State esplorando un’aggregazione…
«Il nostro obiettivo è la crescita organica, solo con quella potremo arrivare a fatturare un miliardo in più rispetto ai 2,3 miliardi del 2024 nell’arco di cinque o sei anni. Ma se trovassimo anche un’alternativa attraverso un’operazione straordinaria potremmo raddoppiare le nostre dimensioni. Riceviamo proposte di fusione, di alleanze nelle varie catene industriali. L’idea può anche essere di disegnare un percorso assieme, a più tappe che può portare a un merger. D’altronde la crescita e la diversificazione condotte da Ima hanno consentito di compensare gli impatti prodotti dalle crisi geopolitiche. Essere sul mercato con dimensioni più significative avrebbe ricadute positive anche sui margini».
Il mercato si aspettava un’operazione tra Ima e Promach, l’azienda americana del packaging in portafoglio al fondo Bdt & Msd Partners…
«Dopo un’attenta analisi ci siamo fermati. Promach ha grandi capacità e competenze, ma non c’erano i presupposti per una fusione».
Nel caso di una grande operazione, quanto pesa il tema del controllo?
«Nessuno guarda più al controllo tradizionale con il 51%. Attraverso i diritti di voto si può avere un’influenza importante sulle aziende. Sulla base del cambiamento che stiamo impostando sono entrati, non solo il fondo americano ma anche le famiglie di industriali che hanno investito nell’operazione al nostro fianco. In fondo al percorso vediamo Ima tornare sul mercato».

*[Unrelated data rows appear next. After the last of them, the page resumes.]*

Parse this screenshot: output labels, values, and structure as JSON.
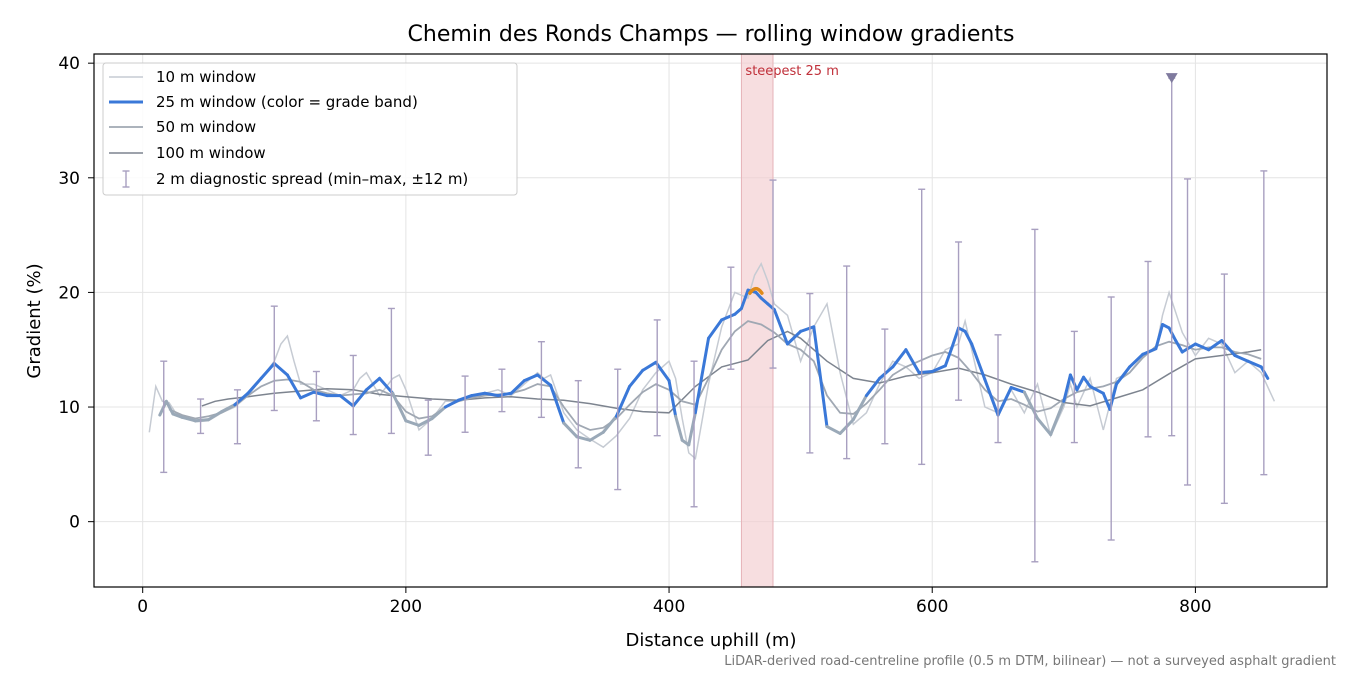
{
  "chart_data": {
    "type": "line",
    "title": "Chemin des Ronds Champs — rolling window gradients",
    "xlabel": "Distance uphill (m)",
    "ylabel": "Gradient (%)",
    "xlim": [
      -37,
      900
    ],
    "ylim": [
      -5.7,
      40.8
    ],
    "xticks": [
      "0",
      "200",
      "400",
      "600",
      "800"
    ],
    "yticks": [
      "0",
      "10",
      "20",
      "30",
      "40"
    ],
    "grid": true,
    "legend_position": "top-left",
    "footnote": "LiDAR-derived road-centreline profile (0.5 m DTM, bilinear) — not a surveyed asphalt gradient",
    "annotation": {
      "label": "steepest 25 m",
      "x_range": [
        455,
        479
      ],
      "color": "#e0a0a8"
    },
    "steepest_marker": {
      "x": 466,
      "y": 20.2
    },
    "outlier_marker": {
      "x": 782,
      "y": 38.7
    },
    "colors": {
      "w10": "#c6cbd3",
      "w25_steep": "#3a78d8",
      "w25_mild": "#9aa9b8",
      "w50": "#a0a8b3",
      "w100": "#7d848f",
      "spread": "#a89fc0",
      "band": "#f2cccf",
      "annot": "#c0303a",
      "peak": "#e08a1a"
    },
    "series": [
      {
        "name": "10 m window",
        "x": [
          5,
          10,
          15,
          20,
          25,
          30,
          35,
          40,
          50,
          60,
          70,
          80,
          90,
          100,
          105,
          110,
          115,
          120,
          130,
          140,
          150,
          160,
          165,
          170,
          180,
          190,
          195,
          200,
          210,
          220,
          230,
          240,
          250,
          260,
          270,
          280,
          290,
          300,
          305,
          310,
          320,
          330,
          340,
          350,
          360,
          370,
          380,
          390,
          400,
          405,
          410,
          415,
          420,
          430,
          440,
          450,
          460,
          465,
          470,
          475,
          480,
          490,
          500,
          510,
          520,
          530,
          540,
          550,
          560,
          570,
          580,
          590,
          600,
          610,
          620,
          625,
          630,
          640,
          650,
          660,
          670,
          680,
          690,
          700,
          705,
          710,
          720,
          730,
          740,
          750,
          760,
          770,
          775,
          780,
          790,
          800,
          810,
          820,
          830,
          840,
          850,
          860
        ],
        "values": [
          7.8,
          11.8,
          10.5,
          10.4,
          9.5,
          9.2,
          9.0,
          8.7,
          8.8,
          9.5,
          10.0,
          11.0,
          12.5,
          14.0,
          15.5,
          16.2,
          14.0,
          12.0,
          12.0,
          11.5,
          11.0,
          11.5,
          12.5,
          13.0,
          11.0,
          12.5,
          12.8,
          11.5,
          8.0,
          9.0,
          10.5,
          10.5,
          10.8,
          11.2,
          11.5,
          11.0,
          12.0,
          13.0,
          12.5,
          12.8,
          9.5,
          8.0,
          7.2,
          6.5,
          7.5,
          9.0,
          11.5,
          13.0,
          14.0,
          12.5,
          9.0,
          6.0,
          5.5,
          12.0,
          17.0,
          20.0,
          19.5,
          21.5,
          22.5,
          21.0,
          19.0,
          18.0,
          14.0,
          17.0,
          19.0,
          13.0,
          8.5,
          9.5,
          12.0,
          14.0,
          13.5,
          12.5,
          13.0,
          15.0,
          15.5,
          17.5,
          15.0,
          10.0,
          9.5,
          11.5,
          9.5,
          12.0,
          7.5,
          10.0,
          12.0,
          10.0,
          12.5,
          8.0,
          12.5,
          13.0,
          14.5,
          15.0,
          18.0,
          20.0,
          16.5,
          14.5,
          16.0,
          15.5,
          13.0,
          14.0,
          13.0,
          10.5
        ]
      },
      {
        "name": "25 m window (color = grade band)",
        "x": [
          13,
          18,
          23,
          30,
          40,
          50,
          60,
          70,
          80,
          90,
          100,
          110,
          120,
          130,
          140,
          150,
          160,
          170,
          180,
          190,
          200,
          210,
          220,
          230,
          240,
          250,
          260,
          270,
          280,
          290,
          300,
          310,
          320,
          330,
          340,
          350,
          360,
          370,
          380,
          390,
          400,
          405,
          410,
          415,
          420,
          430,
          440,
          450,
          455,
          460,
          466,
          470,
          475,
          480,
          490,
          500,
          510,
          520,
          530,
          540,
          550,
          560,
          570,
          580,
          590,
          600,
          610,
          615,
          620,
          625,
          630,
          640,
          650,
          660,
          670,
          680,
          690,
          700,
          705,
          710,
          715,
          720,
          730,
          735,
          740,
          750,
          760,
          770,
          775,
          780,
          785,
          790,
          800,
          810,
          820,
          830,
          840,
          850,
          855
        ],
        "values": [
          9.3,
          10.5,
          9.4,
          9.1,
          8.8,
          8.9,
          9.6,
          10.2,
          11.2,
          12.5,
          13.8,
          12.8,
          10.8,
          11.3,
          11.0,
          11.0,
          10.1,
          11.5,
          12.5,
          11.2,
          8.8,
          8.4,
          9.0,
          10.0,
          10.6,
          11.0,
          11.2,
          11.0,
          11.2,
          12.3,
          12.8,
          11.9,
          8.6,
          7.4,
          7.1,
          7.8,
          9.2,
          11.8,
          13.2,
          13.9,
          12.3,
          9.2,
          7.1,
          6.7,
          9.5,
          16.0,
          17.6,
          18.1,
          18.6,
          20.2,
          20.0,
          19.5,
          19.0,
          18.5,
          15.5,
          16.6,
          17.0,
          8.3,
          7.7,
          8.9,
          11.0,
          12.5,
          13.5,
          15.0,
          13.0,
          13.1,
          13.6,
          15.2,
          16.9,
          16.6,
          15.5,
          12.4,
          9.3,
          11.7,
          11.3,
          9.0,
          7.6,
          10.5,
          12.8,
          11.5,
          12.6,
          11.8,
          11.2,
          9.8,
          12.0,
          13.5,
          14.6,
          15.1,
          17.2,
          16.9,
          15.8,
          14.8,
          15.5,
          15.0,
          15.8,
          14.5,
          14.0,
          13.5,
          12.5
        ]
      },
      {
        "name": "50 m window",
        "x": [
          20,
          30,
          40,
          50,
          60,
          70,
          80,
          90,
          100,
          110,
          120,
          130,
          140,
          150,
          160,
          170,
          180,
          190,
          200,
          210,
          220,
          230,
          240,
          250,
          260,
          270,
          280,
          290,
          300,
          310,
          320,
          330,
          340,
          350,
          360,
          370,
          380,
          390,
          400,
          410,
          420,
          430,
          440,
          450,
          460,
          470,
          480,
          490,
          500,
          510,
          520,
          530,
          540,
          550,
          560,
          570,
          580,
          590,
          600,
          610,
          620,
          630,
          640,
          650,
          660,
          670,
          680,
          690,
          700,
          710,
          720,
          730,
          740,
          750,
          760,
          770,
          780,
          790,
          800,
          810,
          820,
          830,
          840,
          850
        ],
        "values": [
          9.8,
          9.3,
          9.0,
          9.2,
          9.5,
          10.1,
          11.0,
          11.8,
          12.3,
          12.4,
          12.2,
          11.5,
          11.2,
          11.0,
          11.1,
          11.2,
          11.5,
          11.0,
          9.6,
          9.0,
          9.2,
          10.0,
          10.5,
          10.8,
          11.0,
          11.1,
          11.2,
          11.5,
          12.0,
          11.8,
          10.0,
          8.5,
          8.0,
          8.2,
          9.0,
          10.2,
          11.3,
          12.0,
          11.5,
          10.5,
          10.2,
          12.5,
          15.0,
          16.6,
          17.5,
          17.2,
          16.5,
          15.5,
          15.0,
          14.0,
          11.0,
          9.5,
          9.4,
          10.3,
          11.5,
          12.8,
          13.5,
          14.0,
          14.5,
          14.8,
          14.3,
          13.0,
          11.5,
          10.5,
          10.7,
          10.2,
          9.6,
          9.9,
          10.7,
          11.3,
          11.6,
          11.8,
          12.2,
          13.0,
          14.3,
          15.3,
          15.7,
          15.4,
          15.0,
          15.2,
          15.2,
          14.8,
          14.6,
          14.2
        ]
      },
      {
        "name": "100 m window",
        "x": [
          45,
          55,
          65,
          80,
          100,
          120,
          140,
          160,
          180,
          200,
          220,
          240,
          260,
          280,
          300,
          320,
          340,
          360,
          380,
          400,
          420,
          440,
          460,
          475,
          490,
          500,
          520,
          540,
          560,
          580,
          600,
          620,
          640,
          660,
          680,
          700,
          720,
          740,
          760,
          780,
          800,
          820,
          840,
          850
        ],
        "values": [
          10.1,
          10.5,
          10.7,
          10.9,
          11.2,
          11.4,
          11.6,
          11.5,
          11.1,
          10.9,
          10.7,
          10.6,
          10.8,
          10.9,
          10.7,
          10.6,
          10.3,
          9.9,
          9.6,
          9.5,
          11.8,
          13.5,
          14.1,
          15.8,
          16.6,
          16.0,
          14.0,
          12.5,
          12.1,
          12.7,
          13.0,
          13.4,
          12.8,
          12.0,
          11.3,
          10.4,
          10.1,
          10.8,
          11.5,
          12.9,
          14.2,
          14.5,
          14.8,
          15.0
        ]
      }
    ],
    "spread_bars": [
      {
        "x": 16,
        "min": 4.3,
        "max": 14.0
      },
      {
        "x": 44,
        "min": 7.7,
        "max": 10.7
      },
      {
        "x": 72,
        "min": 6.8,
        "max": 11.5
      },
      {
        "x": 100,
        "min": 9.7,
        "max": 18.8
      },
      {
        "x": 132,
        "min": 8.8,
        "max": 13.1
      },
      {
        "x": 160,
        "min": 7.6,
        "max": 14.5
      },
      {
        "x": 189,
        "min": 7.7,
        "max": 18.6
      },
      {
        "x": 217,
        "min": 5.8,
        "max": 10.6
      },
      {
        "x": 245,
        "min": 7.8,
        "max": 12.7
      },
      {
        "x": 273,
        "min": 9.6,
        "max": 13.3
      },
      {
        "x": 303,
        "min": 9.1,
        "max": 15.7
      },
      {
        "x": 331,
        "min": 4.7,
        "max": 12.3
      },
      {
        "x": 361,
        "min": 2.8,
        "max": 13.3
      },
      {
        "x": 391,
        "min": 7.5,
        "max": 17.6
      },
      {
        "x": 419,
        "min": 1.3,
        "max": 14.0
      },
      {
        "x": 447,
        "min": 13.3,
        "max": 22.2
      },
      {
        "x": 479,
        "min": 13.4,
        "max": 29.8
      },
      {
        "x": 507,
        "min": 6.0,
        "max": 19.9
      },
      {
        "x": 535,
        "min": 5.5,
        "max": 22.3
      },
      {
        "x": 564,
        "min": 6.8,
        "max": 16.8
      },
      {
        "x": 592,
        "min": 5.0,
        "max": 29.0
      },
      {
        "x": 620,
        "min": 10.6,
        "max": 24.4
      },
      {
        "x": 650,
        "min": 6.9,
        "max": 16.3
      },
      {
        "x": 678,
        "min": -3.5,
        "max": 25.5
      },
      {
        "x": 708,
        "min": 6.9,
        "max": 16.6
      },
      {
        "x": 736,
        "min": -1.6,
        "max": 19.6
      },
      {
        "x": 764,
        "min": 7.4,
        "max": 22.7
      },
      {
        "x": 782,
        "min": 7.5,
        "max": 38.7
      },
      {
        "x": 794,
        "min": 3.2,
        "max": 29.9
      },
      {
        "x": 822,
        "min": 1.6,
        "max": 21.6
      },
      {
        "x": 852,
        "min": 4.1,
        "max": 30.6
      }
    ],
    "legend": [
      {
        "label": "10 m window",
        "style": "w10"
      },
      {
        "label": "25 m window (color = grade band)",
        "style": "w25"
      },
      {
        "label": "50 m window",
        "style": "w50"
      },
      {
        "label": "100 m window",
        "style": "w100"
      },
      {
        "label": "2 m diagnostic spread (min–max, ±12 m)",
        "style": "spread"
      }
    ]
  }
}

L’dea è di tornare in Borsa?
«Non sappiamo se in Europa o negli Stati Uniti, il percorso è ancora molto lungo ma la visione è chiara. Post crescita organica o post fusione vorremmo che Ima tornasse quotata. Dopo il delisting del 2021 abbiamo avviato la trasformazione dell’azienda che è cresciuta e ha un margine operativo più che raddoppiato. Vediamo se ci saranno le condizioni».